9. A method for connecting an outbound facility-originated telephone call, the method comprising:
receiving, at a receiving IVR server, a facility-originated call;
streaming, from the receiving IVR server to a controller, audio of a preamble associated with the facility-originated call;
processing, by a speech recognition module, the audio to generate a transcription;
analyzing, by an artificial intelligence model, the transcription to determine a DTMF tone required to accept the facility-originated call;
instructing, by the controller, the receiving IVR server to issue the DTMF tone; and
connecting the facility-originated call to a destination endpoint without requiring pre-configured facility information.
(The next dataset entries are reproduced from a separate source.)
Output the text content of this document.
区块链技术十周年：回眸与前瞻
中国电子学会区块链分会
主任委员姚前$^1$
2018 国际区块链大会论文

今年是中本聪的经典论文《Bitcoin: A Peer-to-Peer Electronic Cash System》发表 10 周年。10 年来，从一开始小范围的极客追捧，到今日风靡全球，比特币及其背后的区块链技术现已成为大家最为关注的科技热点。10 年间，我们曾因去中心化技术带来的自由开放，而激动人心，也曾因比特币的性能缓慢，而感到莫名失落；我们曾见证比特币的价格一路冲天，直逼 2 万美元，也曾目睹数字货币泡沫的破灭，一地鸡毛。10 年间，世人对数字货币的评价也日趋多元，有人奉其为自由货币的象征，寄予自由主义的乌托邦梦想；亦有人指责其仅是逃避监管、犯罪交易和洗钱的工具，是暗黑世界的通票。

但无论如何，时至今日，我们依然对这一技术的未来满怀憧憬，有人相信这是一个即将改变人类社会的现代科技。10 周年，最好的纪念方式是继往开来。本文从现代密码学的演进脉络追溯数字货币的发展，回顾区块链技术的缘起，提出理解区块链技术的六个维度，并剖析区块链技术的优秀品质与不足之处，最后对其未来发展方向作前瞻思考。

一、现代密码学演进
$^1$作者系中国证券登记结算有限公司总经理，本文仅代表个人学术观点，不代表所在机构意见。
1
10. The method of claim 9, further comprising distinguishing between prerecorded preamble audio and live human speech prior to analyzing the transcription.
11. The method of claim 9, wherein the analyzing comprises transmitting the transcription to a neural network model trained to interpret telephone call preambles.
12. The method of claim 9, wherein instructing the receiving IVR server to issue the DTMF tone comprises sending a command from the controller to the receiving IVR server via an application programming interface.
13. The method of claim 9, further comprising placing the facility-originated call on hold until the DTMF tone is issued.
14. The method of claim 9, wherein the facility-originated call is connected on a first attempt from a previously unknown facility.
15. A system for automated call acceptance, the system comprising:
an initiating IVR server located at a facility;
a receiving IVR server implemented using a programmable telephony platform; and
a controller server comprising executable code stored on a non-transitory computer-readable medium, the executable code configured to:
stream incoming audio from the receiving IVR server to a cloud-based speech-to-text service;
distinguish, based on transcribed output, between prerecorded preamble audio and live human speech;
upon detecting a preamble, forward a transcription to a natural language processing model;
receive, from the natural language processing model, an output identifying a DTMF tone; and
instruct the receiving IVR server, via an application programming interface, to issue the DTMF tone, wherein a call is connected regardless of variations in preamble content or timing.
16. The system of claim 15, wherein the programmable telephony platform comprises a telephony system providing a voice markup language or equivalent programmable call-control interface.
17. The system of claim 15, wherein the cloud-based speech-to-text service comprises a speech recognition engine configured to perform real-time transcription of streaming audio.
18. The system of claim 15, wherein the natural language processing model comprises a generative language model.
19. The system of claim 15, wherein the controller server is implemented using a programming language or runtime environment configured to execute asynchronous tasks.
20. The system of claim 15, wherein the executable code comprises modules configured to manage call acceptance, provide auxiliary processing functions, and simulate facility-originated calls for testing.